Professor Layton and the Curious Village

Curiouser and curiouser.

Many are visual. Counting the triangles in a convoluted pattern, rearranging blocks so a ball can escape, drawing a shape onto the background. They start off very simple, and then become moderately tough. It's not until near the end that you'll start needing the clues, but it does get really tough. For instance:

"The numbers below follow a certain rule. What is the missing number?

112311?1213"

Good luck with that one.

At some points I found myself remembering algebra to solve puzzles, although I suspect I was missing a simpler route. And what a joy to play a DS game with a notepad by my side, for scribbling out ideas. In fact, wonderfully, for most of the puzzles the DS lets you doodle on the screen, meaning you can make notes, draw out sums, sketch 3D shapes, etc, while on the move.

So what's not so great? Well, there are a couple of puzzles that just don't make sense. One in particular is plain, flat-out wrong. But it is only two out of 135, for perspective. Frustrating though. Also, toward the end the number of puzzles available dries up, leaving you trudging around the town looking for the few that remain in a bit of a needle/haystack situation. And there's a bit too much reliance on sliding block puzzles later on, with the fresh, wordy challenges disappearing. (I stress, these are those Japanese wooden block puzzles, rather than something as ghastly as a sliding tile puzzle where you rearrange the flat discs to make a picture of a rabbit, or some such bloody rubbish. In fact, there is one such puzzle, but brilliantly it subverts the form, as if mocking all the idiotic "adventure" "games" that think them a valid inclusion.
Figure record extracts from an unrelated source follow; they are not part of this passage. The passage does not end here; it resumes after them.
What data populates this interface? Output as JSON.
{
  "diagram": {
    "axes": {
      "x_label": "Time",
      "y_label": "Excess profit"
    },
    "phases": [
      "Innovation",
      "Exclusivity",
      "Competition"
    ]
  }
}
There are too many of these puzzles, but thankfully there's many more varied.

There's also some early problems with the weekly Wi-Fi puzzle download, with many players reporting that the download fails for them midway through - it did for us too. But this, we are assured, is being looked into.
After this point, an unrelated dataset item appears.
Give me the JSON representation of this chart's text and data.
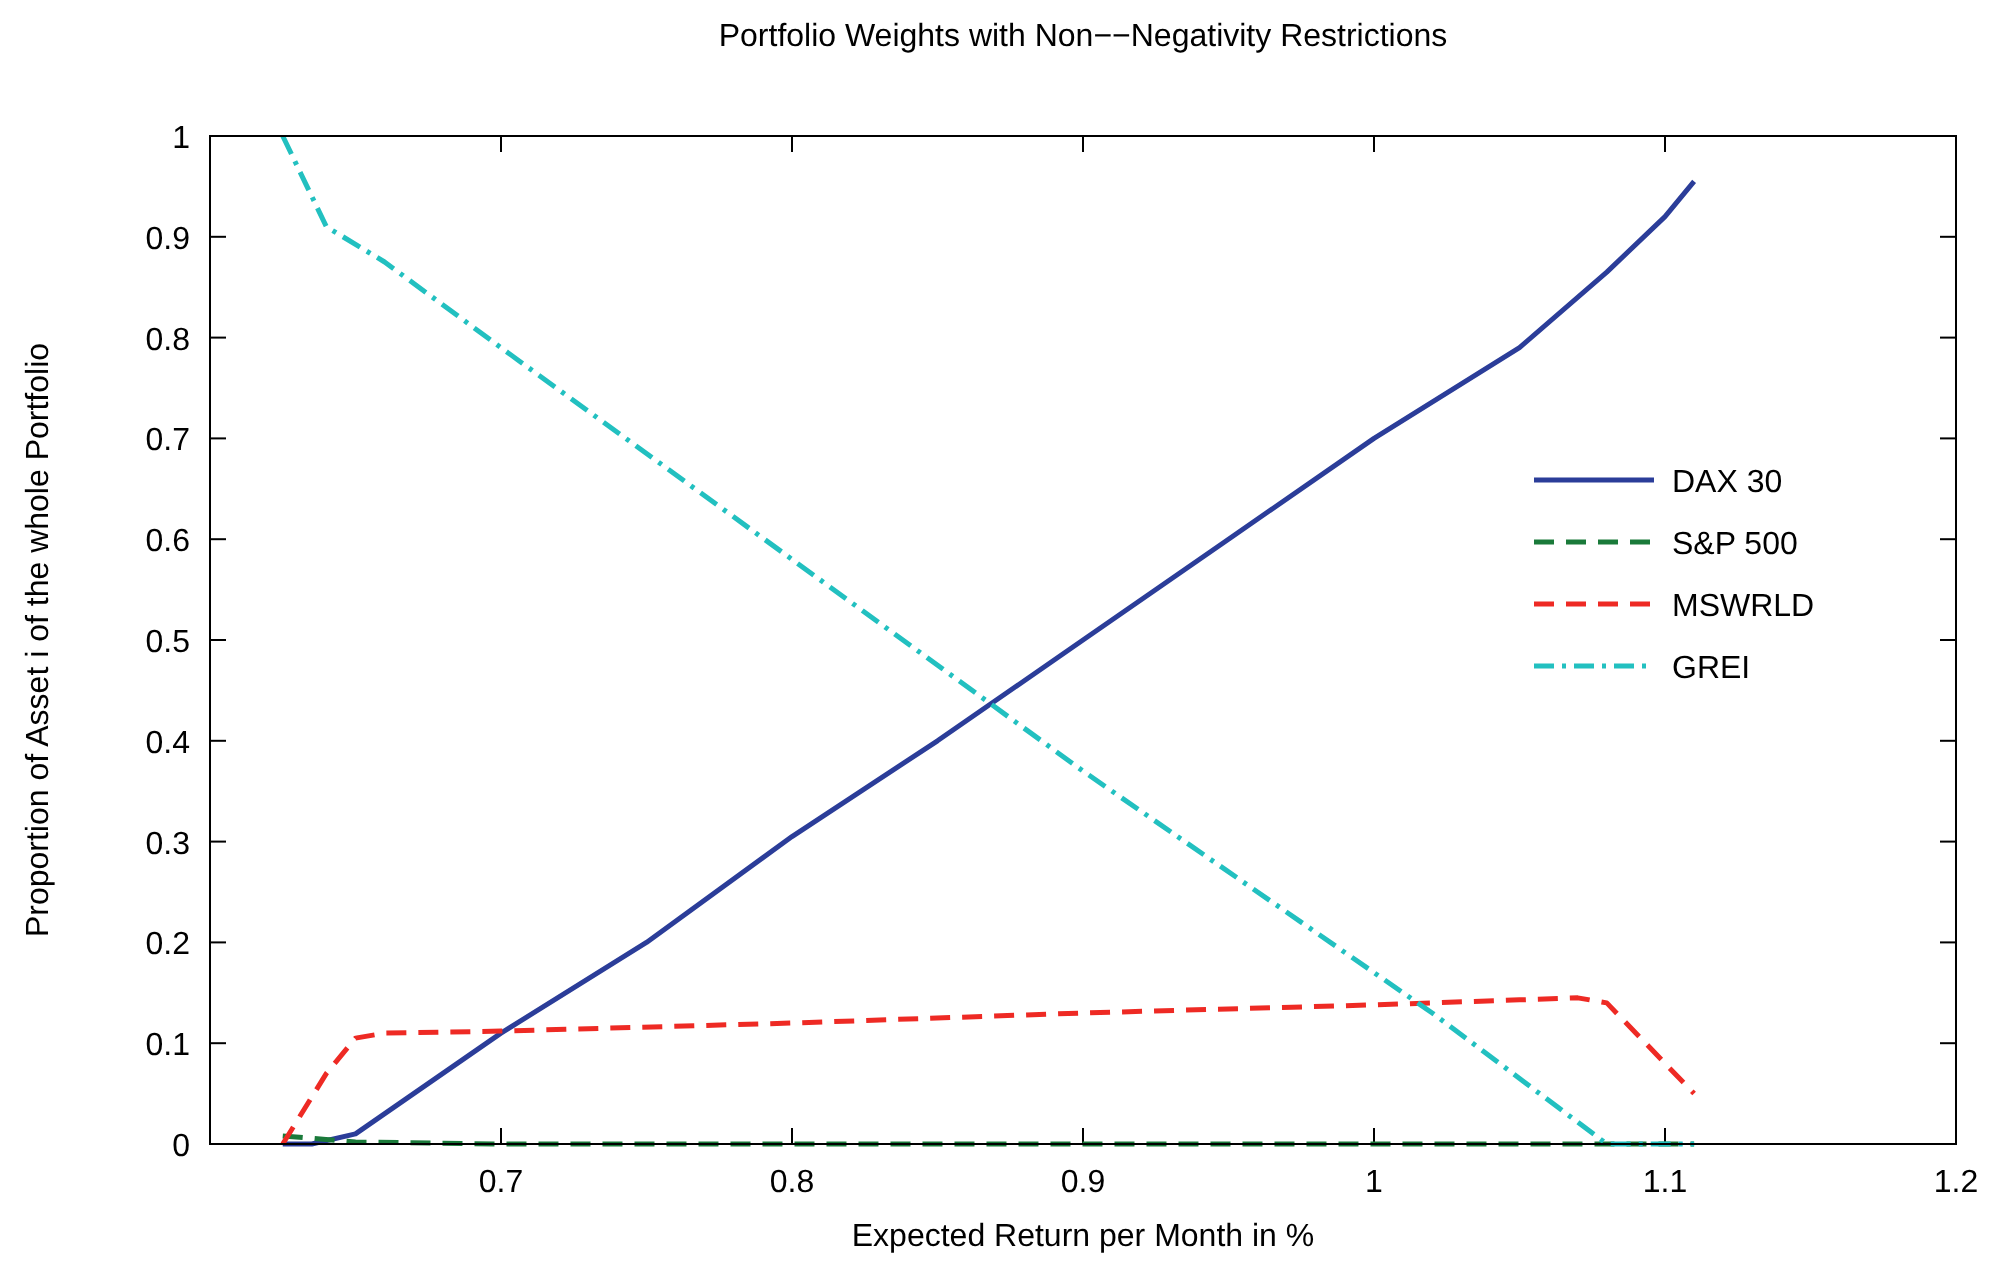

The other thing that bugged me, and maybe this is just me, is the voice of Luke. During the utterly gorgeous cut-scenes (did I mention how gorgeous they are?) the characters are wonderfully voiced, with the exception of the kid character, who come to think of it doesn't really serve any purpose at all. It's one of those over-enthused older-woman-as-young-boy voices that squeak out of the average CBBC cartoon, and to me sounded far too much like Josie Bloody Lawrence for my teeth to bear. The whole story would have made a lot more sense if it were just Prof Layton on his own, removing the somewhat troubling question about why he was travelling with a pre-pubescent boy (to whom he wasn't related) in an unknown village for days on end. (Although a lot of the puzzles were predicated on Layton and Luke asking one another... Um, replace him with a talking cat!)
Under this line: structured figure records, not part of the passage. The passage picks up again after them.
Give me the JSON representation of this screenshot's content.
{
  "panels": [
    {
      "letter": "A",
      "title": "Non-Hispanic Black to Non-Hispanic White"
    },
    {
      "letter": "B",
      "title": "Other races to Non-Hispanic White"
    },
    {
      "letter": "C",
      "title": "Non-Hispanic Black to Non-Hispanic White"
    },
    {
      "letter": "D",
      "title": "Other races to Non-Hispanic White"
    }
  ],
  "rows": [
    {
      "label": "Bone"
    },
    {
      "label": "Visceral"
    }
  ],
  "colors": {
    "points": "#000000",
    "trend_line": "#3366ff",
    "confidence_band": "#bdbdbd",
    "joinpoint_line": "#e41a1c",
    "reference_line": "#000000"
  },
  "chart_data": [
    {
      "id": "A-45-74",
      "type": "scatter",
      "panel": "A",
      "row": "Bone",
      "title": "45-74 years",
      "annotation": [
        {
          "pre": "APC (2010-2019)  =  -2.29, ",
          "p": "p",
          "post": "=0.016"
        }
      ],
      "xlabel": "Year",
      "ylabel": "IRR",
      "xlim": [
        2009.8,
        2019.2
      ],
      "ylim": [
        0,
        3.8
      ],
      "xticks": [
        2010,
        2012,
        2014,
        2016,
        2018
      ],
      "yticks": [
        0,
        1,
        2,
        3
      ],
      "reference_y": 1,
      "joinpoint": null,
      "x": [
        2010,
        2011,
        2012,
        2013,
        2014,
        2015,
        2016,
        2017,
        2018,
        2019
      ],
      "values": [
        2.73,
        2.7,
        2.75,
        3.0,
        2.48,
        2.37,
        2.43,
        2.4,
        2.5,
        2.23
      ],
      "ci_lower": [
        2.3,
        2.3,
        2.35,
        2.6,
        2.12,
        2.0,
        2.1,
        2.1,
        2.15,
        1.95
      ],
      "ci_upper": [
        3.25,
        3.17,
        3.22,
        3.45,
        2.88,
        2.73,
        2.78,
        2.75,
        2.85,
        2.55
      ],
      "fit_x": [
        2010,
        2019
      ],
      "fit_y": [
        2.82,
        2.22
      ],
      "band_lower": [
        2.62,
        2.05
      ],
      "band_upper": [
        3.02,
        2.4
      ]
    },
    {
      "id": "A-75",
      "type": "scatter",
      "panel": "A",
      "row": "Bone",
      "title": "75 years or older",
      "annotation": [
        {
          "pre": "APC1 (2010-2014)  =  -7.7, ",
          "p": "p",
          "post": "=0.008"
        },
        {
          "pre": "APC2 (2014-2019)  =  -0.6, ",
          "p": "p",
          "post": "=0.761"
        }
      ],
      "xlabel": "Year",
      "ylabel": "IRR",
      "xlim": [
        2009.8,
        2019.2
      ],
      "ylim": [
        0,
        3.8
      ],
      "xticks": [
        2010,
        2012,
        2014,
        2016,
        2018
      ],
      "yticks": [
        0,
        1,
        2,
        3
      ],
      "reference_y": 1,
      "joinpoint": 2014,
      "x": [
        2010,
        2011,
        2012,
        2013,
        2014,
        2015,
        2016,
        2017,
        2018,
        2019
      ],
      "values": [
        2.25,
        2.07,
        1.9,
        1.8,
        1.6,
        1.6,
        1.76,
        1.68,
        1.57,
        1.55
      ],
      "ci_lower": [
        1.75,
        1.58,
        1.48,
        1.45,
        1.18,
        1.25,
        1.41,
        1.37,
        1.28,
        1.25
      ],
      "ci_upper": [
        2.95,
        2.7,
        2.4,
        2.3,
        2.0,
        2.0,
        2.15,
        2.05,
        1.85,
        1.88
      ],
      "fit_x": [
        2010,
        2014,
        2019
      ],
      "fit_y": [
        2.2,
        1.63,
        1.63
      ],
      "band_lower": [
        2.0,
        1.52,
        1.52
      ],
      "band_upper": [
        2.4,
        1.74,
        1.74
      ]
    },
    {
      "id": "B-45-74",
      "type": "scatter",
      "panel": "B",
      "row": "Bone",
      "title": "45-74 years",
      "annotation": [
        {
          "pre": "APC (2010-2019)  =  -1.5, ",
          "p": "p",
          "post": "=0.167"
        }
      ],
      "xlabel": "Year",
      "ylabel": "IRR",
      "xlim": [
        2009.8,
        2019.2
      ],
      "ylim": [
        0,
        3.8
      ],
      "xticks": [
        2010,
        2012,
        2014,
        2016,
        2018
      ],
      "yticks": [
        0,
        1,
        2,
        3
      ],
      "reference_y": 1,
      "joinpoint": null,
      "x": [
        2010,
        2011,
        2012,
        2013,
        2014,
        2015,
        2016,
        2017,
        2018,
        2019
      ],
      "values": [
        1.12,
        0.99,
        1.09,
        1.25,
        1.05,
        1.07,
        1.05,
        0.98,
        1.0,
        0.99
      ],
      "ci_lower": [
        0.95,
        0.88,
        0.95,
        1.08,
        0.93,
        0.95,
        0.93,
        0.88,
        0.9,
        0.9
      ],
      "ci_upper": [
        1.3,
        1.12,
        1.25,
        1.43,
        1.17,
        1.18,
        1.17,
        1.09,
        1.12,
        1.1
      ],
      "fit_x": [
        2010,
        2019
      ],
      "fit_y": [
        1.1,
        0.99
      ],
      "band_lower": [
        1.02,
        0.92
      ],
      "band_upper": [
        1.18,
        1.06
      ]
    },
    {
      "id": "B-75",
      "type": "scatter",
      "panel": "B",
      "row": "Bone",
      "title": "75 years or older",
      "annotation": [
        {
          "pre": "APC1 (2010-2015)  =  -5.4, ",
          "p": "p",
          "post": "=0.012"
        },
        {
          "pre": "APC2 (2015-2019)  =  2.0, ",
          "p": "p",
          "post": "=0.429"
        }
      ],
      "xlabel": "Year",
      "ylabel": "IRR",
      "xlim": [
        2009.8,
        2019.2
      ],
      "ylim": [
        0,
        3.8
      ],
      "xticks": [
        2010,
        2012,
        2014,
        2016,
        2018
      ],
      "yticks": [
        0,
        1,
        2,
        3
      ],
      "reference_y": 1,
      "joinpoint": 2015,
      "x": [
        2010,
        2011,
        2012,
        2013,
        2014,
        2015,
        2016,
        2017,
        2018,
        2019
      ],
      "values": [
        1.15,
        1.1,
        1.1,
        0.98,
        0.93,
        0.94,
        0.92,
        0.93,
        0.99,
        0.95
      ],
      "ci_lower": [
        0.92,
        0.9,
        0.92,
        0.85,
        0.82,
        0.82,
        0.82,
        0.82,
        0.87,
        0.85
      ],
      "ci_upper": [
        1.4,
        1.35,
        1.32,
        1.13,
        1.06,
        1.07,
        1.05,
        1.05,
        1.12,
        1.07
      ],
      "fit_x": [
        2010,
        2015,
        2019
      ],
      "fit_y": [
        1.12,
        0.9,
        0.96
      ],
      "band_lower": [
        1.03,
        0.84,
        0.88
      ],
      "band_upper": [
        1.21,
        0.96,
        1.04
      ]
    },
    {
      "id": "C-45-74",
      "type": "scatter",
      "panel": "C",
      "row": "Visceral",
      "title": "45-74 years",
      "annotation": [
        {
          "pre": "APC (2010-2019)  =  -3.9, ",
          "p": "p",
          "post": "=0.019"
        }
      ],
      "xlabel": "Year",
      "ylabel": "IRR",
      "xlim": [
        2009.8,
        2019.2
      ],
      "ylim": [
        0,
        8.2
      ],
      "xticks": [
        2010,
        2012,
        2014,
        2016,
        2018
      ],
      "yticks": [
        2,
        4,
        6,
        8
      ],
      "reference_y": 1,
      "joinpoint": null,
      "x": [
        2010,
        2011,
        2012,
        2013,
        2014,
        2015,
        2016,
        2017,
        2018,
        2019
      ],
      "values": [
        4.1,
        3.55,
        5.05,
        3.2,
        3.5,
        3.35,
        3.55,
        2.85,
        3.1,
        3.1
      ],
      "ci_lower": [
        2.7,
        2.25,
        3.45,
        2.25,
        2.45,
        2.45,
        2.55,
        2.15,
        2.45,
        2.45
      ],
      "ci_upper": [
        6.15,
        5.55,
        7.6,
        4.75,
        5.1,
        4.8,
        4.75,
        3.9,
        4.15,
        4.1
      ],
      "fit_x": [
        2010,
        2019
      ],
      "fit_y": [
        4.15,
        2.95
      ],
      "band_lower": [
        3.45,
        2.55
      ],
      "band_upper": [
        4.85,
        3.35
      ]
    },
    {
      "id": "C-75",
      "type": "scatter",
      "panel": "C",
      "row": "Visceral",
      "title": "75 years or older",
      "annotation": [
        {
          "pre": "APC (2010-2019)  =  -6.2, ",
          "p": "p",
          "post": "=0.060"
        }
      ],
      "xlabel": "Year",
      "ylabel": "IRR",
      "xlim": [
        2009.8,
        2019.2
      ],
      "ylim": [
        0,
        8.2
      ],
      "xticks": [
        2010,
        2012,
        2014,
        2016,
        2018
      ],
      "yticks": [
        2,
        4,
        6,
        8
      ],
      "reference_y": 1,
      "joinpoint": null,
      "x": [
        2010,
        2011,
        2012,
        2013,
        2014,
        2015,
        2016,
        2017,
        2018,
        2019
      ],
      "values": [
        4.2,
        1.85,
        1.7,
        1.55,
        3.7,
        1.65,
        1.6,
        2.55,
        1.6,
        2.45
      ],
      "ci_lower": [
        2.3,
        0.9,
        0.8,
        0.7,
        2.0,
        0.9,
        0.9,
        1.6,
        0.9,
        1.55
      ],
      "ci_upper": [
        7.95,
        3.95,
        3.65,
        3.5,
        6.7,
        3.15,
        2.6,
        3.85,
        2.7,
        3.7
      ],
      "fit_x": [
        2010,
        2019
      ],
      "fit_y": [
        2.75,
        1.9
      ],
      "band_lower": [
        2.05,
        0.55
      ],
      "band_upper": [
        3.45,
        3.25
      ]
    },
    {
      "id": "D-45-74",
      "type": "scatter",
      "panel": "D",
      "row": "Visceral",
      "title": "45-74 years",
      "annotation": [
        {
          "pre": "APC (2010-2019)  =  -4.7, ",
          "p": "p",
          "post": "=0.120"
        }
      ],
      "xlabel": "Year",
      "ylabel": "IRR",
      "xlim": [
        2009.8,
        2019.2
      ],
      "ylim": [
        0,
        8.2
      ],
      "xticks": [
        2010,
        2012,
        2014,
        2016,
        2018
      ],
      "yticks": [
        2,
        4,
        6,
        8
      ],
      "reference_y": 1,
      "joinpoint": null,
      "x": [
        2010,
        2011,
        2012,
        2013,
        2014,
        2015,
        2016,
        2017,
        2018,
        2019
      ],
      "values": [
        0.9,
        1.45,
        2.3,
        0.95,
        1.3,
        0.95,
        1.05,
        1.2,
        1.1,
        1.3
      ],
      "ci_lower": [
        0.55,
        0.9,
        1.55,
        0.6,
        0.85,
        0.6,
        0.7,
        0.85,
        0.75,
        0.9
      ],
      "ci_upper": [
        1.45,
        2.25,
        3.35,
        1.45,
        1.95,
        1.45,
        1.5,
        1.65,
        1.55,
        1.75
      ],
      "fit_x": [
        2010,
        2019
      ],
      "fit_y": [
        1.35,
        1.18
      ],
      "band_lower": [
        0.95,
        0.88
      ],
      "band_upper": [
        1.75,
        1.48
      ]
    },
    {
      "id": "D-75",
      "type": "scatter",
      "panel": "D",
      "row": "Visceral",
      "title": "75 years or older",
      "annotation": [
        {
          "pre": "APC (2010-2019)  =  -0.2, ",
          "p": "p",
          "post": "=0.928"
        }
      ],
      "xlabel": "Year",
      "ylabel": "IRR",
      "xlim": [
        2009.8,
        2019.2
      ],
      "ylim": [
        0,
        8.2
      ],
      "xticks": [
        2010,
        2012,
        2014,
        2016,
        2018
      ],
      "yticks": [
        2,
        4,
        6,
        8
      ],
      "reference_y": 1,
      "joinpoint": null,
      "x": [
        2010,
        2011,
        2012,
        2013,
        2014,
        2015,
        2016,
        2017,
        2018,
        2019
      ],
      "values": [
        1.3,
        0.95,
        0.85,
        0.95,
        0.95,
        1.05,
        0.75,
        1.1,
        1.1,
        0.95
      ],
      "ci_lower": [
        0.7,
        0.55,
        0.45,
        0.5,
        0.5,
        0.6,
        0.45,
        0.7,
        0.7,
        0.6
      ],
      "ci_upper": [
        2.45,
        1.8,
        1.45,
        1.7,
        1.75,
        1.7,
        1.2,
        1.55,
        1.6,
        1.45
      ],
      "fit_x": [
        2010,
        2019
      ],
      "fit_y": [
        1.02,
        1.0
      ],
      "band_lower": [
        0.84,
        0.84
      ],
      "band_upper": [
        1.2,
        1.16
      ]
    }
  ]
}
But tish and fipsy to such complaints. This is utter loveliness, embodying everything the DS has come to mean to me. Puzzles, high spirits, and an embracing of beautiful 2D artwork over complicated 3D fuss. Wonderfully, the ending - which is entirely satisfying and complete - promises that there will be more. In fact, finish it and one of the features unlocked is a place to put in a password (unique to your DS) that will be revealed in the next game in the series. Meta! It is, in fact, the beginning of a trilogy, which is a fact that fills my heart with glee. Two more of these! Hurrah! The next is to be called Professor Layton and The Devil's Box (ooer) and is out now in Japan. Oh, and weird news while we're distracted from the review: there are rumours of a live-action film based on the characters.

Where were we? Oh yes, a really lovely, surprisingly dark, and utterly engrossing collection of varied puzzles. It's getting a 9, and if you tried to argue I should have given it 8 you'd be right on every technical level. But then I'd lift up the top of my skull and show you all the happy it's put inside my head, and then you'd realise you were wrong.